Angkutan Barang Dibatasi, ALFI Jabar Khawatir Dirugikan

Asosiasi Logistik dan Forwarder Indonesia (ALFI) menilai pembatasan angkutan barang pada beberapa ruas jalan di Jabodetabek khususnya tol Cikampek akan sangat merugikan pelaku Industri logsitik dan pemilik barang

Nuh, Ketua Umum Dewan Pimpinan Wilayah ALFI Jawa Barat mengharapkan kelancaran atau pemerataan distribusi barang tidak dilakukan dengan membatasi jumlah kendaraan angkutan barang, sehingga logistik semakin efisien dan efektif dalam mewujudkan daya saing produk akhir di pasar global maupun domestik.

Menurut Nuh, masih ada kebijakan baik dari pemerintah pusat maupun pemerintah daerah yang belum dapat memberi solusi terbaik bagi pentingnya kelancaran arus barang.

“Mereka pun tak bisa melakukan penyederhanaan biaya logistik yang mampu memberi daya saing produk akhir dari dalam negeri untuk bersaing di tingkat global maupun domestik,” ujar M. Nuh kepada Bisnis pada Selasa (23/8/2017).

Dia menyatakan permasalahan kemacetan lalu lintas yang terjadi pada ruas jalan tertentu dan pada waktu tertentu merupakan imbas dari kebijakan larangan ataupun pembatasan akses jalan bagi angkutan barang. Namun ada sejumlah solusi yang selama ini sudah dijalankan pemerintah.

Misalnya, pertama, pembatasan atau larangan operasional truk pada libur panjang menjelang Idulfitri, Natal, dan Tahun Baru terjadi di beberapa ruas jalan tol Jabodetabek.

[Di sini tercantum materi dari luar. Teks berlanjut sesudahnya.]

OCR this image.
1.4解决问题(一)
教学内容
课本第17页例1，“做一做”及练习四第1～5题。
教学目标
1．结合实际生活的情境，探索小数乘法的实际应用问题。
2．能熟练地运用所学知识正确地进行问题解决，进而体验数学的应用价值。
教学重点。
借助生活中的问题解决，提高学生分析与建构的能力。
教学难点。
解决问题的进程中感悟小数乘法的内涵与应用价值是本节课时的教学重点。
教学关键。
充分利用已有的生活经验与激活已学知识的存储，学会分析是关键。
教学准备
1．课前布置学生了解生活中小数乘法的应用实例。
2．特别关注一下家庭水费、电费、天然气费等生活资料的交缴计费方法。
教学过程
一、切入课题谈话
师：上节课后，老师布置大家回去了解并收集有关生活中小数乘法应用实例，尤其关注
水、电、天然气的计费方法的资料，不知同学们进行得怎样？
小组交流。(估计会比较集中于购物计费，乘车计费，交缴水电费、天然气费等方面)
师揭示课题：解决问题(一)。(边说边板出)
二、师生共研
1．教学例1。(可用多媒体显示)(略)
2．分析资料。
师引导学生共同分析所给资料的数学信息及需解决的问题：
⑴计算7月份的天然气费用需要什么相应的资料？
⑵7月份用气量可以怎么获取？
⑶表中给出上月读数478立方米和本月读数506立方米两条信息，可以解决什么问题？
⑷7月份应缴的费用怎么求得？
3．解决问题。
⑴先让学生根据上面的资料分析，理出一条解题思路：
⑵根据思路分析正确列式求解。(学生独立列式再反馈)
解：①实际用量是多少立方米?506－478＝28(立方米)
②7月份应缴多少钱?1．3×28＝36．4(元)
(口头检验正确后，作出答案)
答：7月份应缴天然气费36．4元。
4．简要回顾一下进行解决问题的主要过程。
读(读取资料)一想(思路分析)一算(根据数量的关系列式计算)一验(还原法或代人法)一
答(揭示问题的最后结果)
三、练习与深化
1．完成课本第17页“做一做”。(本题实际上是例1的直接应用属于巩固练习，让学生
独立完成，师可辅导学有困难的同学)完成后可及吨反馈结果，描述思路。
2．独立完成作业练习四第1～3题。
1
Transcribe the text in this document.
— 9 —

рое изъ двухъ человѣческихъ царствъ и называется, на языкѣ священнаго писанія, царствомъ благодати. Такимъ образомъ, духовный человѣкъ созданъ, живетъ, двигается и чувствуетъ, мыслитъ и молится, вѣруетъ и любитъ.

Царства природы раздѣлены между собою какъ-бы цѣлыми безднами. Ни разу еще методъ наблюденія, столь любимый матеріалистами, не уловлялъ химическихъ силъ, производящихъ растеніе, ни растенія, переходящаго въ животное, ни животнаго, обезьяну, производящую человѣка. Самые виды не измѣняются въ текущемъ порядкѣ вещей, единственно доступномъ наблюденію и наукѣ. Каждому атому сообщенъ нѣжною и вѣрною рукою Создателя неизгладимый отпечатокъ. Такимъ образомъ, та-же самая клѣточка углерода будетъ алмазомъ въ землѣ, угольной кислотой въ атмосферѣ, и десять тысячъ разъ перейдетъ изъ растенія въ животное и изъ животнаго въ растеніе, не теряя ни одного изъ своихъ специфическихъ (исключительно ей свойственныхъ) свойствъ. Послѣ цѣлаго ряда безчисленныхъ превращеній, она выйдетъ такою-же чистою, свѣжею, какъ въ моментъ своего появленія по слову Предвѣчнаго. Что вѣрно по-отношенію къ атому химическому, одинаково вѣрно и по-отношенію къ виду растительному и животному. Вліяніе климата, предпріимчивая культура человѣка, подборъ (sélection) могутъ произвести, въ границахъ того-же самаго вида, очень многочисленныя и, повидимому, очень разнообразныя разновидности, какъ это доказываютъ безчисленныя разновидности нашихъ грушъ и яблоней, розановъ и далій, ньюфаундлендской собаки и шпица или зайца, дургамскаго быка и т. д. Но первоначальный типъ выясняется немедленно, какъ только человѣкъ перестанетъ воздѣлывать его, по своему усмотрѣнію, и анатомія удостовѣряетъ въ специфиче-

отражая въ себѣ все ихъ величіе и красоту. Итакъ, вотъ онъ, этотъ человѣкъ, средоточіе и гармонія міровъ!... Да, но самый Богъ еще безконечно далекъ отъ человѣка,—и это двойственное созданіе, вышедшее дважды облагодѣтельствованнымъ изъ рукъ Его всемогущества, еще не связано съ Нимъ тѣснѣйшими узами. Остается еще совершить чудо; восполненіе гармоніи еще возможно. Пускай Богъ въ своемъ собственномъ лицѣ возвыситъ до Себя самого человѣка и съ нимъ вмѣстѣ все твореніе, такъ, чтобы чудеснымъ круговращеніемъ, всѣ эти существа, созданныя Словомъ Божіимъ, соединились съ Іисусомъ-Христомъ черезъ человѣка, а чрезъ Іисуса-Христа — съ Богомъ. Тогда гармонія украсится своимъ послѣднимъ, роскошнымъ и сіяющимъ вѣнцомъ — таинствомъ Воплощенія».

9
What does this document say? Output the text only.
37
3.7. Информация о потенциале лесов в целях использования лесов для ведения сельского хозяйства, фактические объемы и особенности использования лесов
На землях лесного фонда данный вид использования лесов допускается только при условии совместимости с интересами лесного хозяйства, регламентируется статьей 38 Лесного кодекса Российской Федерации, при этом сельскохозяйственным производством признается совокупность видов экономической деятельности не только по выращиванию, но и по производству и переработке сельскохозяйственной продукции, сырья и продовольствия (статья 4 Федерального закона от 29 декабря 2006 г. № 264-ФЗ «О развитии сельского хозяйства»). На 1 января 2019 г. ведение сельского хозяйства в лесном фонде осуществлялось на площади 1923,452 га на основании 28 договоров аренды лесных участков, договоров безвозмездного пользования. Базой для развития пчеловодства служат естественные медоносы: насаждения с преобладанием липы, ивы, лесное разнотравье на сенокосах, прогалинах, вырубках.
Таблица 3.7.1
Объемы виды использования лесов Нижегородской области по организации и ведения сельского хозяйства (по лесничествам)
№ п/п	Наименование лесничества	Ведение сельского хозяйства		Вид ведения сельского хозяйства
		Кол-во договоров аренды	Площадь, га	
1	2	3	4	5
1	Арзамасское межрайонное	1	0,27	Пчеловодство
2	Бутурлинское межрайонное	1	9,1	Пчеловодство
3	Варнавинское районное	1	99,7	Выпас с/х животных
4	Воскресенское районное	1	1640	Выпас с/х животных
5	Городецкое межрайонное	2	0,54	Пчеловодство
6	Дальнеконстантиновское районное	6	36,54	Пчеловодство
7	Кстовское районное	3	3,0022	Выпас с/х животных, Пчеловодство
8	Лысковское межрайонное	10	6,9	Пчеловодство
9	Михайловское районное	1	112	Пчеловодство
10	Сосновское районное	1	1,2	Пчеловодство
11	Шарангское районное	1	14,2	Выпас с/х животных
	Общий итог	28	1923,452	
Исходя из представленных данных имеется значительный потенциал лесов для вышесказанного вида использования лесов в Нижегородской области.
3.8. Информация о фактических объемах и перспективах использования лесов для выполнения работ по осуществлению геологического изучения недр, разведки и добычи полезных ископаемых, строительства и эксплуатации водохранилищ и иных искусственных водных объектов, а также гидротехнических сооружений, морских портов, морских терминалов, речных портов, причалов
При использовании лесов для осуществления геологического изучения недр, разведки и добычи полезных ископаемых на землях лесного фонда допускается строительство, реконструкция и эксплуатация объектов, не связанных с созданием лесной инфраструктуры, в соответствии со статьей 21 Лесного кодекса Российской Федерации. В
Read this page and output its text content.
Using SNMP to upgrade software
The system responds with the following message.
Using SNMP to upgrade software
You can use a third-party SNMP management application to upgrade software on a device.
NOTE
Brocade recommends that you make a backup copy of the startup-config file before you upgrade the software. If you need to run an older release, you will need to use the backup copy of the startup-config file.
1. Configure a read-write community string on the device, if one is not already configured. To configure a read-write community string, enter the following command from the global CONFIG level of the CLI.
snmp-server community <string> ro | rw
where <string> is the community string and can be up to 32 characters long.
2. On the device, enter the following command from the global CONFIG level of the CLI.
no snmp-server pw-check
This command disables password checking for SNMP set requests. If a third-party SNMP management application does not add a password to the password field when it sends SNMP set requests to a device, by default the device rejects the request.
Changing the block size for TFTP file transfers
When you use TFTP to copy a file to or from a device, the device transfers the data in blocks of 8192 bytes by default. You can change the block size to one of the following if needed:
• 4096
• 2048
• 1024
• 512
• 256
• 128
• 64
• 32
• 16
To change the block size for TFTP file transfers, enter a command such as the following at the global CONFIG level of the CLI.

Kedua, pembatasan atau larangan kendaraan angkutan barang diatas dua sumbu roda untuk melalui akses jalan tol dalam kota (Jakarta inner ring road).

Ketiga, larangan kendaraan angkutan barang di atas dua sumbu roda untuk melintasi jalan jalan provinsi atau kabupaten di dalam kota pada jam-jam tertentu seperti yang berlaku di Jakarta, Bandung, dan kota lainnya.

Keempat, rencana pembatasan akses jalan nasional Bogor-Ciawi-Sukabumi yang berlokasi di Cisalopa, Kecamatan Caringin, Kabupaten Bogor, dengan memberlakukan buka tutup arus lalu lintas pada satu lan. Hal ini dikarenakan adanya kegiatan pekerjaan penggantian jembatan Cisadane pada ruas jalan tersebut perlu waktu 5 bulan berlakunya pembatasan dimaksud.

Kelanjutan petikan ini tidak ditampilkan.